Postby Magnus Anderson » Mon Feb 08, 2021 10:03 pm

Magnus Anderson wrote:There are implicit \(0\)s everywhere. For example, there's an implicit digit right before the first digit in \(99\dot9\). That digit is \(0\). There is also an implicit digit at \(-1\) (which is the index of the first digit after the decimal point.) That digit is also \(0\).


obsrvr524 wrote:But your index can't reach either of those positions - so they are not implied.
    1) You restricted the number to be non-fractional and also
    2) your "..." restricts you from exceeding your upper "9" to any supposed preceding "0" (which wouldn't be relevant anyway).


An implicit digit is a digit that is implied by the symbol rather than explicitly stated by it.
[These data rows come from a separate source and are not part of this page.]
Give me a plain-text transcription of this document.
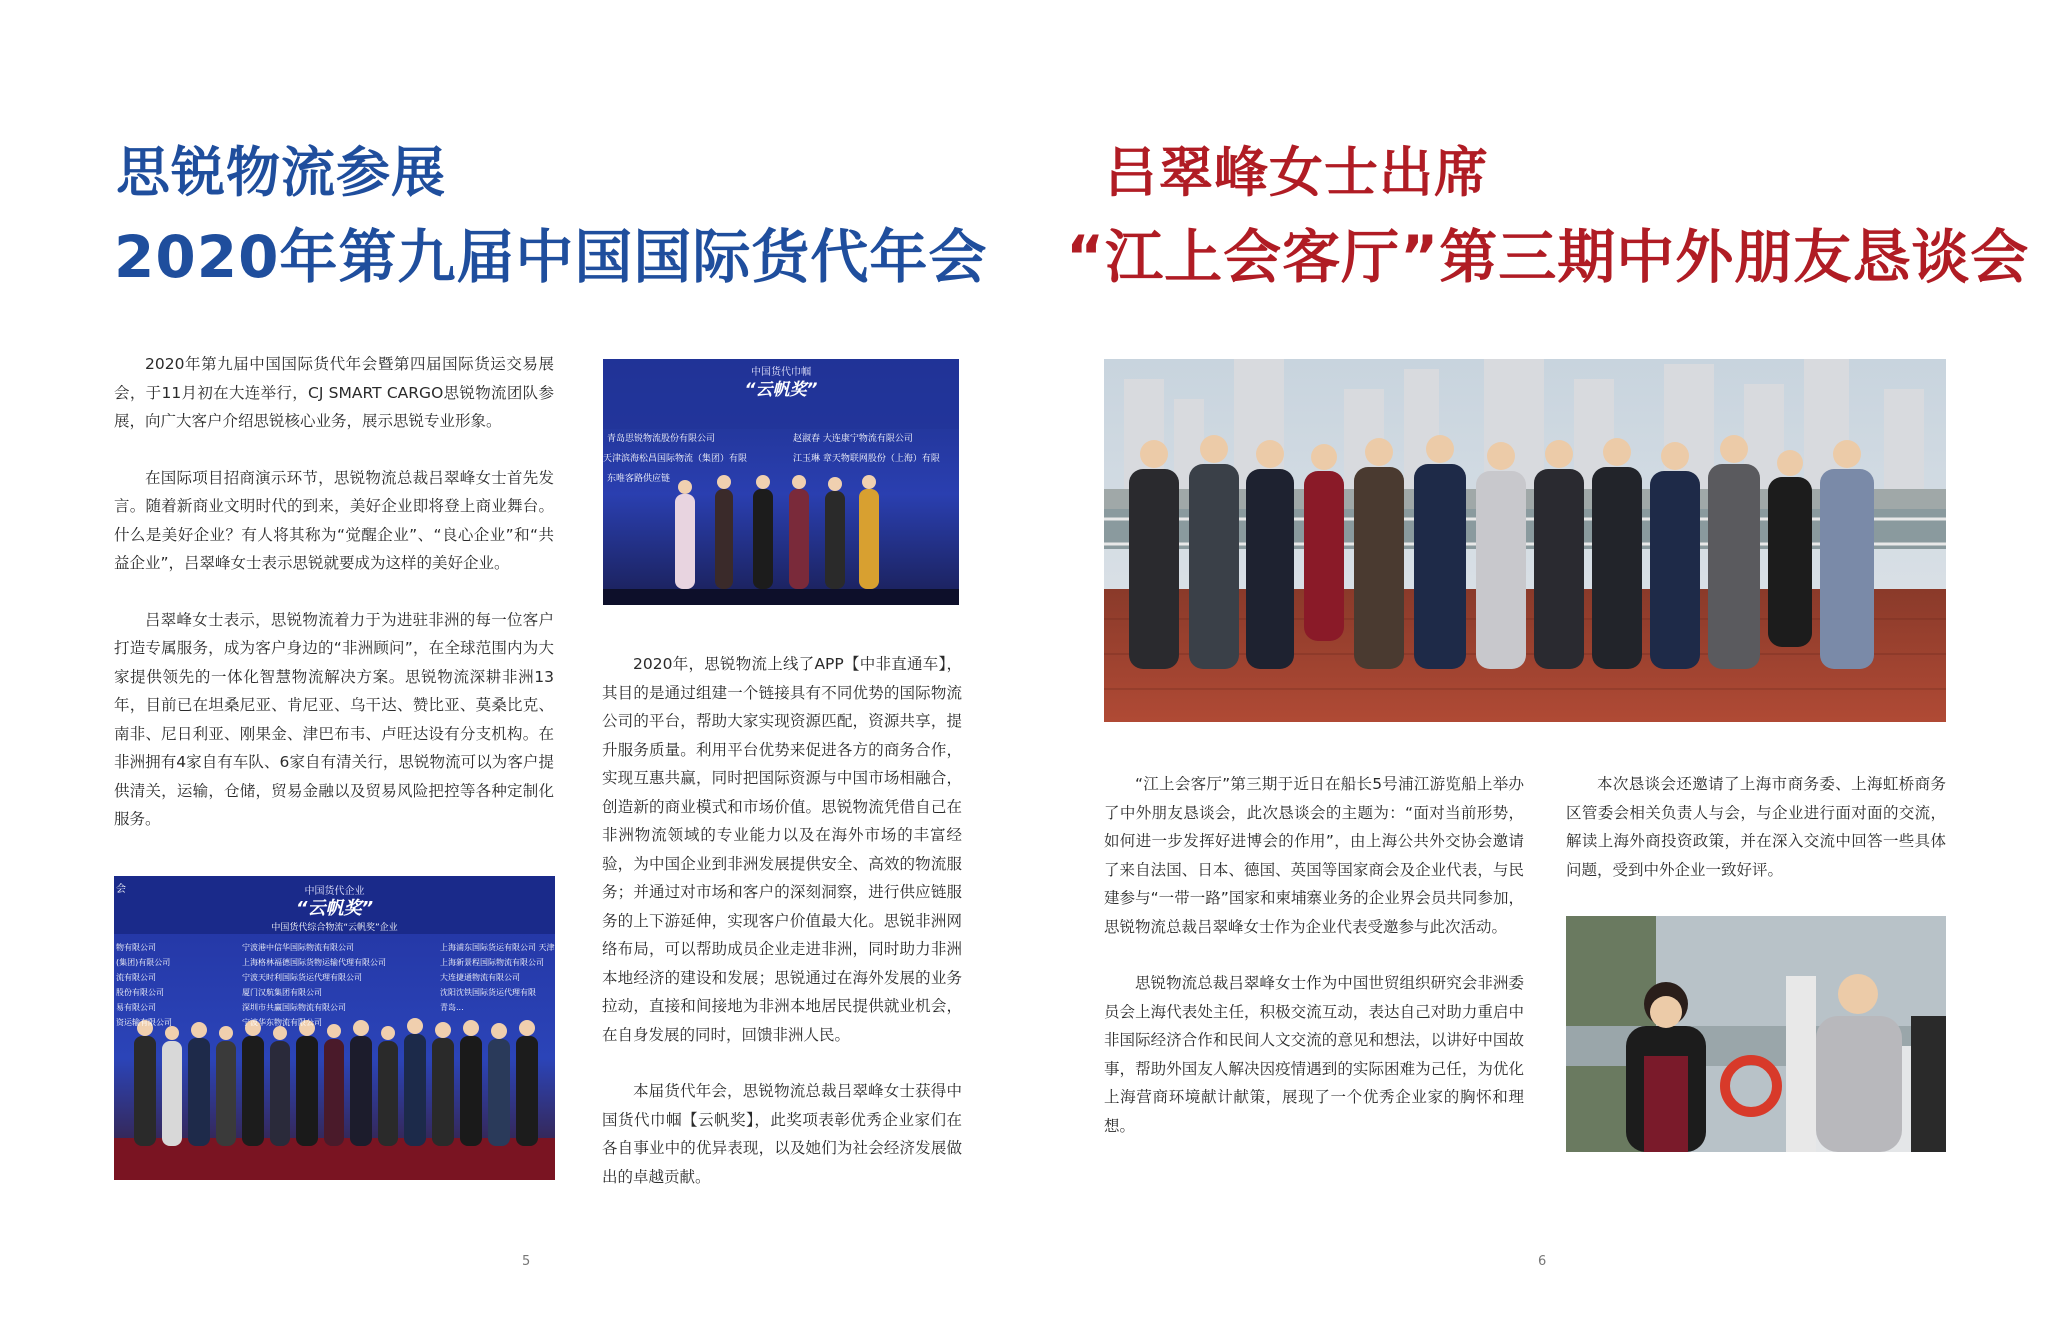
思锐物流参展
2020年第九届中国国际货代年会
吕翠峰女士出席
“江上会客厅”第三期中外朋友恳谈会

2020年第九届中国国际货代年会暨第四届国际货运交易展会，于11月初在大连举行，CJ SMART CARGO思锐物流团队参展，向广大客户介绍思锐核心业务，展示思锐专业形象。

在国际项目招商演示环节，思锐物流总裁吕翠峰女士首先发言。随着新商业文明时代的到来，美好企业即将登上商业舞台。什么是美好企业？有人将其称为“觉醒企业”、“良心企业”和“共益企业”，吕翠峰女士表示思锐就要成为这样的美好企业。

吕翠峰女士表示，思锐物流着力于为进驻非洲的每一位客户打造专属服务，成为客户身边的“非洲顾问”，在全球范围内为大家提供领先的一体化智慧物流解决方案。思锐物流深耕非洲13年，目前已在坦桑尼亚、肯尼亚、乌干达、赞比亚、莫桑比克、南非、尼日利亚、刚果金、津巴布韦、卢旺达设有分支机构。在非洲拥有4家自有车队、6家自有清关行，思锐物流可以为客户提供清关，运输，仓储，贸易金融以及贸易风险把控等各种定制化服务。

2020年，思锐物流上线了APP【中非直通车】，其目的是通过组建一个链接具有不同优势的国际物流公司的平台，帮助大家实现资源匹配，资源共享，提升服务质量。利用平台优势来促进各方的商务合作，实现互惠共赢，同时把国际资源与中国市场相融合，创造新的商业模式和市场价值。思锐物流凭借自己在非洲物流领域的专业能力以及在海外市场的丰富经验，为中国企业到非洲发展提供安全、高效的物流服务；并通过对市场和客户的深刻洞察，进行供应链服务的上下游延伸，实现客户价值最大化。思锐非洲网络布局，可以帮助成员企业走进非洲，同时助力非洲本地经济的建设和发展；思锐通过在海外发展的业务拉动，直接和间接地为非洲本地居民提供就业机会，在自身发展的同时，回馈非洲人民。

本届货代年会，思锐物流总裁吕翠峰女士获得中国货代巾帼【云帆奖】，此奖项表彰优秀企业家们在各自事业中的优异表现，以及她们为社会经济发展做出的卓越贡献。

中国货代巾帼
“云帆奖”
青岛思锐物流股份有限公司	赵淑春 大连康宁物流有限公司
天津滨海松昌国际物流（集团）有限	江玉琳 章天物联网股份（上海）有限
东唯客路供应链
会	中国货代企业
“云帆奖”
中国货代综合物流“云帆奖”企业
物有限公司
(集团)有限公司
流有限公司
股份有限公司
易有限公司
资运输有限公司
宁波港中信华国际物流有限公司
上海格林福德国际货物运输代理有限公司
宁波天时利国际货运代理有限公司
厦门汉航集团有限公司
深圳市共赢国际物流有限公司
宁波华东物流有限公司
上海浦东国际货运有限公司 天津
上海新景程国际物流有限公司
大连捷通物流有限公司
沈阳沈铁国际货运代理有限
青岛...

“江上会客厅”第三期于近日在船长5号浦江游览船上举办了中外朋友恳谈会，此次恳谈会的主题为：“面对当前形势，如何进一步发挥好进博会的作用”，由上海公共外交协会邀请了来自法国、日本、德国、英国等国家商会及企业代表，与民建参与“一带一路”国家和柬埔寨业务的企业界会员共同参加，思锐物流总裁吕翠峰女士作为企业代表受邀参与此次活动。

思锐物流总裁吕翠峰女士作为中国世贸组织研究会非洲委员会上海代表处主任，积极交流互动，表达自己对助力重启中非国际经济合作和民间人文交流的意见和想法，以讲好中国故事，帮助外国友人解决因疫情遇到的实际困难为己任，为优化上海营商环境献计献策，展现了一个优秀企业家的胸怀和理想。

本次恳谈会还邀请了上海市商务委、上海虹桥商务区管委会相关负责人与会，与企业进行面对面的交流，解读上海外商投资政策，并在深入交流中回答一些具体问题，受到中外企业一致好评。

5	6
For example, in the case of \(1\), there is exactly one explicit digit -- that digit is \(1\). But there are lots of implicit digits. For example, the digit immediately before it is \(0\). The digit associated with \(10^{-1}\) is \(0\) too. And so on.

Similarly, in the case of \(999\dotso\), there are three explicit digits (the three \(9\)s), many implicit \(0\)s and lots of \(9\)s implied by the ellipsis.

Magnus Anderson wrote:I assume what you're saying here is that you do not think that the digit associated with \(10^0\) is \(0\) but rather \(9\).


obsrvr524 wrote:
    3) Certainly -- \((9x10^0) = 9\).


The problem with that is that the ellipsis in \(999\dotso\) indicates that the digits expand endlessly in the direction of the least significant digit. This means that they can't stop at \(10^0\). The \(9\) associated with \(10^0\) CAN'T be the last \(9\) because there is NO last \(9\). That's what the symbol is saying: no last \(9\).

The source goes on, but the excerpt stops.